Микеня со слезами на глазах стал обнимать Родиона.
— Да ты же его одним только словом свалил, как другой кулаком, — говорил он, всхлипывая. — Как же это ты можешь, друг, а?
— А он и так шатался, — объяснил Родион. — Вот я и понял это.
Когда кончался год, в волости стали поговаривать о том, чтобы наградить Родиона, — работал он даром. Решили купить ему сатину на рубаху и шерстяной материи на брюки. Буров совсем обносился. Наградить не удалось: ни того ни другого не нашлось во всем уезде.
В декабре Родион слег. Врач сказал, что без операции не обойтись, предлагал ехать в уезд. Родион, подумав, ответил:
— Нет, поеду в Устьево. Если уж помирать, так там.
Родиона немного подлечили в уездной больнице. Перед отъездом произошло то, что наполнило его какой-то особой, еще не испытанной радостью. А случай был совсем незаметный. Родион в халате сидел в больничном садике и читал последний номер уездной газеты, отпечатанной на оберточной бумаге.
— Не помешаю вам, Родион Степаныч? — раздался знакомый голос.
Землемер Севастьян Трофимыч сел рядом, сняв фуражку.
— Хочется сказать вам, а робею, как мальчишка. Видимо, здорово я испакостился, а? Вы напрямик скажите.
— Здорово, но, вероятно, не вконец. — Родион не сразу пришел в себя от этой неожиданности.
— Вы тогда меня в шею. Я обозлился на вас. Неделю пьянствовал, а потом стало сходить с меня это. Не верите?
— Начинаю верить.
— Да ведь не такие годы, чтоб заново родиться.
— А вы поменьше копайтесь в себе. Вы попроще, Севастьян Трофимыч.
Землемер схватился за сердце.
— Ох, и ноет, проклятое! Лечь мне, что ли, рядом с вами в больницу? Нет. Назад приедете?
— Конечно.
— Приезжайте, а то я опять свихнусь.
— Ну нет. Буду я здесь или не буду, а с этим чтоб было кончено.

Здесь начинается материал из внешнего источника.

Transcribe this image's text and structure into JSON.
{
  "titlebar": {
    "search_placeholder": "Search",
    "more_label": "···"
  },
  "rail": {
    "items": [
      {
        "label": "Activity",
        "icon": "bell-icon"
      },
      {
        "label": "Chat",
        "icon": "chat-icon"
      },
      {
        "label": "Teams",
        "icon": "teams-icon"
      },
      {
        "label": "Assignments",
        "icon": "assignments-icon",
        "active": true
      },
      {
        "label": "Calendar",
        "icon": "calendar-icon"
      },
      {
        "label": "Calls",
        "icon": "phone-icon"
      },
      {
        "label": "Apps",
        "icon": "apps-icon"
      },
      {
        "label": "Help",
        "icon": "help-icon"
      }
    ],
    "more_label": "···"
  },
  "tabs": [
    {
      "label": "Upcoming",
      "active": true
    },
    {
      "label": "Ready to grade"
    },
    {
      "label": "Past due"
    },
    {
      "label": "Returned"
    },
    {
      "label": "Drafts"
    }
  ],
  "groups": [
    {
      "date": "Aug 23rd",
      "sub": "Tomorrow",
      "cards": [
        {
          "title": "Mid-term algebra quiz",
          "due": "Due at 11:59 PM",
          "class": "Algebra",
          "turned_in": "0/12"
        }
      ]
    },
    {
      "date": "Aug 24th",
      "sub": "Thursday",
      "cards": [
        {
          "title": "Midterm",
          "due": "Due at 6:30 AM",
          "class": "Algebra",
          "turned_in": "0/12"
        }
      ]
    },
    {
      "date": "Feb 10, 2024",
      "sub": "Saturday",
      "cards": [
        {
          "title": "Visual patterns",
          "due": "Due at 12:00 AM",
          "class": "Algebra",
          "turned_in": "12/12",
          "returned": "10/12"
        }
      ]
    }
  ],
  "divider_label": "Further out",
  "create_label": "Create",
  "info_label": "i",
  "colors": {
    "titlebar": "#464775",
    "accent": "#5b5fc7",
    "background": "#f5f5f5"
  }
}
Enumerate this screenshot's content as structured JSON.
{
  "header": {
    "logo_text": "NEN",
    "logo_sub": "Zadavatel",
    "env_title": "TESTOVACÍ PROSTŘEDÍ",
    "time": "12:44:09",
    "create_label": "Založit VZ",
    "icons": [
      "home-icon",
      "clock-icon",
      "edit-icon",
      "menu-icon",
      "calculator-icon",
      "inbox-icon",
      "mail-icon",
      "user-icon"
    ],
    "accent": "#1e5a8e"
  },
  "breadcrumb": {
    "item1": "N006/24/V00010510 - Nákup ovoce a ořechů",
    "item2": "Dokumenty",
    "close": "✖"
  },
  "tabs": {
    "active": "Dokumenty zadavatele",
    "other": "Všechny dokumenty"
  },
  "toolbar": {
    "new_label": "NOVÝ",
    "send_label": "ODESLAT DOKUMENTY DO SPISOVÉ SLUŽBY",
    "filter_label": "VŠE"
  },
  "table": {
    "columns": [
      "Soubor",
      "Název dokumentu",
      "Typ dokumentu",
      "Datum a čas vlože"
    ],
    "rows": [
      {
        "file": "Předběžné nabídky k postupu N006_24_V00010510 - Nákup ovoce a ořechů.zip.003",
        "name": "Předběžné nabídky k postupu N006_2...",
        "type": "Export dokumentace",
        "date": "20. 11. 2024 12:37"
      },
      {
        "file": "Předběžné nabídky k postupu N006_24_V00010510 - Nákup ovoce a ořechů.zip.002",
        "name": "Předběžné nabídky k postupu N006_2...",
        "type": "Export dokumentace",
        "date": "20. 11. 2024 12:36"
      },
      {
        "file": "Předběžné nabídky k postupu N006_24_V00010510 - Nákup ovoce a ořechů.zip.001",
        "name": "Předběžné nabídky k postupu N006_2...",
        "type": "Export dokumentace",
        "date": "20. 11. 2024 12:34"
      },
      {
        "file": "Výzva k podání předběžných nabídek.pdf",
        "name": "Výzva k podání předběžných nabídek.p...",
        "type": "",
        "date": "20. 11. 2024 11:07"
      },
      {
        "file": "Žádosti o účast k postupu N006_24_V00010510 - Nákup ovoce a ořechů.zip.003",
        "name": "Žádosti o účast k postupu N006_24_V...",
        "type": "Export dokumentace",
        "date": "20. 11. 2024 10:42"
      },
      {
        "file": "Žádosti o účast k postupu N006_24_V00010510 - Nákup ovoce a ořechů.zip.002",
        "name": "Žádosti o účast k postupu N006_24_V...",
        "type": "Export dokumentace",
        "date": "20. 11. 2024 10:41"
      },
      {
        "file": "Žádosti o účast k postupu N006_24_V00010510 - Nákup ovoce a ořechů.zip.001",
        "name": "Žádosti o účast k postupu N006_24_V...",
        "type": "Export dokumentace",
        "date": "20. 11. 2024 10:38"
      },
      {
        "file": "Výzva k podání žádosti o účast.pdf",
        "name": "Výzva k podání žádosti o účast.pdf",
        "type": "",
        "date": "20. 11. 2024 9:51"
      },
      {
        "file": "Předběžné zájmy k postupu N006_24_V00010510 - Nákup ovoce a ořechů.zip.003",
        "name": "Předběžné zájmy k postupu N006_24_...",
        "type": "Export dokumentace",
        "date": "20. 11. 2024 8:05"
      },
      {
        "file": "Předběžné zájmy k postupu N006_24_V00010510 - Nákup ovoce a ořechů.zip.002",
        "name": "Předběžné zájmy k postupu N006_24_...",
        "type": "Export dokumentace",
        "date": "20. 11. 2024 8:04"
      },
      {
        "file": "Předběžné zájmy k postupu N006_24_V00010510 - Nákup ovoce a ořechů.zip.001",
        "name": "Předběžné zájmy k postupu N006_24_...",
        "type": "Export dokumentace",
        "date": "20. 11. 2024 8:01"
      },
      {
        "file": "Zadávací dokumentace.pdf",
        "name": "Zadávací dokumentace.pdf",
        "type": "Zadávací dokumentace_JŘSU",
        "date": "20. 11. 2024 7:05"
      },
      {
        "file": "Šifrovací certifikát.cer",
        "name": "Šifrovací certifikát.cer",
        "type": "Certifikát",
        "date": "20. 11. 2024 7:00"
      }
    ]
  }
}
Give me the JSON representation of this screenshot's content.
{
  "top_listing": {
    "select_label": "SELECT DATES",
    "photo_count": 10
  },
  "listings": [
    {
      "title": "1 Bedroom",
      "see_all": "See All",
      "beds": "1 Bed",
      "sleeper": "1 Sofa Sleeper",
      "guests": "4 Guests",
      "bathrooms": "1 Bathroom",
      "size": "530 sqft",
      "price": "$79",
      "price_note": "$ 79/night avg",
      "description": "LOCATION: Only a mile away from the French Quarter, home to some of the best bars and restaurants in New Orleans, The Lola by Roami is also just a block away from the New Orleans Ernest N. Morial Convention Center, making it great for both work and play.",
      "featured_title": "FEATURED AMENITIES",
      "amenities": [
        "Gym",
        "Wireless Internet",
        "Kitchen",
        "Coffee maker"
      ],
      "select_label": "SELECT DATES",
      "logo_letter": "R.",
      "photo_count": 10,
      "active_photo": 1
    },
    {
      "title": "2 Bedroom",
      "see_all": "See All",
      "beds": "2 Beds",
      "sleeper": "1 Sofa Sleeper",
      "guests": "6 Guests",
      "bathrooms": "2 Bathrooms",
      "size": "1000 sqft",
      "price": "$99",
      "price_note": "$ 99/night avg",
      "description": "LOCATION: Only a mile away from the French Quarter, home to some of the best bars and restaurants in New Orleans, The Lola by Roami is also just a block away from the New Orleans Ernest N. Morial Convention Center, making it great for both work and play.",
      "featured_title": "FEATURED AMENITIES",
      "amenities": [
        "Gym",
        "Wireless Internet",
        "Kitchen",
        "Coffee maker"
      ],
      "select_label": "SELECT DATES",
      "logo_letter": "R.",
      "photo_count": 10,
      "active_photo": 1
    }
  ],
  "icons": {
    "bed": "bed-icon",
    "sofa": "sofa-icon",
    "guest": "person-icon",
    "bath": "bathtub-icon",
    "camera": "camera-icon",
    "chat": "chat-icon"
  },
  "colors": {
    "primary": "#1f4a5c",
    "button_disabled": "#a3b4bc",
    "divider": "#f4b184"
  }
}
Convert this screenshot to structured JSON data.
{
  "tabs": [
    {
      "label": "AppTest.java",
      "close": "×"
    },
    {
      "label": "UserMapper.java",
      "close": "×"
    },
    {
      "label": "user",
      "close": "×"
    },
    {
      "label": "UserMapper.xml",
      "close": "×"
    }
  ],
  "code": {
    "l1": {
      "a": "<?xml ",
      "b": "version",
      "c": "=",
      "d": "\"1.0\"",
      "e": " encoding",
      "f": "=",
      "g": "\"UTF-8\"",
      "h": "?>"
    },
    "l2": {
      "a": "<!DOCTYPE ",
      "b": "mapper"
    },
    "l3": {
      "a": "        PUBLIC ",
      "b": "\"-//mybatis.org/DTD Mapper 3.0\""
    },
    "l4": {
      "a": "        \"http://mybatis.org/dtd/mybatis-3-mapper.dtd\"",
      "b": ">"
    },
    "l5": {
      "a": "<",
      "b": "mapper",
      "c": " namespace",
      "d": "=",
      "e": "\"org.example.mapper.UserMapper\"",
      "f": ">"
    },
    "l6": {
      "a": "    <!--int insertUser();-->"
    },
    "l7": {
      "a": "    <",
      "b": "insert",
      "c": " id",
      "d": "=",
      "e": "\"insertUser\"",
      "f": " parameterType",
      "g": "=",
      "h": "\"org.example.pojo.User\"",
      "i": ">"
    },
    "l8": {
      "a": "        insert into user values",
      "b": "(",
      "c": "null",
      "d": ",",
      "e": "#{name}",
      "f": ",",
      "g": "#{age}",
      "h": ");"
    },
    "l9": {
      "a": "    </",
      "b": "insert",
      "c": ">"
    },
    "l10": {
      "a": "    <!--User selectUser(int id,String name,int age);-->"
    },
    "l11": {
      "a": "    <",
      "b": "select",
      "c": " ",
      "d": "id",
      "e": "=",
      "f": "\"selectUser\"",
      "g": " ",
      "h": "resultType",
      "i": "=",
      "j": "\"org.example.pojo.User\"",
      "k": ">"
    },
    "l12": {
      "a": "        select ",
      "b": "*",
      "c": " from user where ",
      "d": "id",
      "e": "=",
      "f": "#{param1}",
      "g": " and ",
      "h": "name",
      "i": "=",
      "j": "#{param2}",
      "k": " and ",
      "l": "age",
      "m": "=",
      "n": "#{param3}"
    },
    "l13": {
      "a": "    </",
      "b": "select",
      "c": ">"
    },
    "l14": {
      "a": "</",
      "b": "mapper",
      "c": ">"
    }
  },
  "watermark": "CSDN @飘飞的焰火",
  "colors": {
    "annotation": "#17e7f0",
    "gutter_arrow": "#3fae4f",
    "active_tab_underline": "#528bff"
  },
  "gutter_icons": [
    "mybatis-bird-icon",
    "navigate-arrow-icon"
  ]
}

Землемер молча закрыл глаза, словно хотел подтвердить: «Да, кончено».
— Ну, извините, что побеспокоил. Буду дожидаться. — Старик неловко простился и ушел.
На другой день, сидя в садике, Родион прочел в газете о том, что Мишка Сомин расстрелян по приговору губернского трибунала.
Родион уехал на время в Устьево, потому что там был Сухин, который знал его раньше и видел, как начиналась болезнь. И главное — ехал туда потому, что в Устьеве были старые друзья.
Сухин подтвердил — операция нужна. Но в больницу еще нельзя было лечь: ее пока занимали раненые. Недели две Родион жил на старой квартире. Утром он шел за водой, потом сидел у печки, перелистывал старые книги. Его встречали ласково, но с грустью. Думали, что видят Родиона последние дни. Друзья знали, что он голодает. Они хотели помочь ему. Родион отказывался:
— У вас дети. Что, я у них отнимать буду?
— Да не отнимать, Родион Степаныч…
Пришел Дунин, с ним Паша. Они принесли кастрюлю с крепким мясным бульоном, вареное мясо — то, что разрешил Сухин.
— Не возьму. — Родион отодвинул это от себя.
— Паша, скажи ты ему.
Она наклонилась над Родионом, погладила его по волосам. Неужели это Прасковья Тимофеевна? Да ей же на вид за пятьдесят.
— Все понимаю, Родион Степаныч, — мягко говорила она, — и каждый из нас поймет. Но ведь вам же это нужно. Мы все просим вас.
— Все равно. Выдержу я, выдержу. Встану.
— Ну как мне быть с тобой? — почти со слезами в голосе сказал Дунин. — Затвердил одно — выдержу. Силы надо набраться для этого.
— Откуда достали?
— Не задавай мне таких вопросов. Достали, и все тут. И каждый день будем доставать.
Буров так и не узнал, что все это — мясо, шоколад, яйца — по спекулянтским ценам поставлял Никаноров.
— Будешь есть.
И Родион подчинился.
— Ладно. Дай мне только слово. Если умру, перевезите сюда Катю с детьми.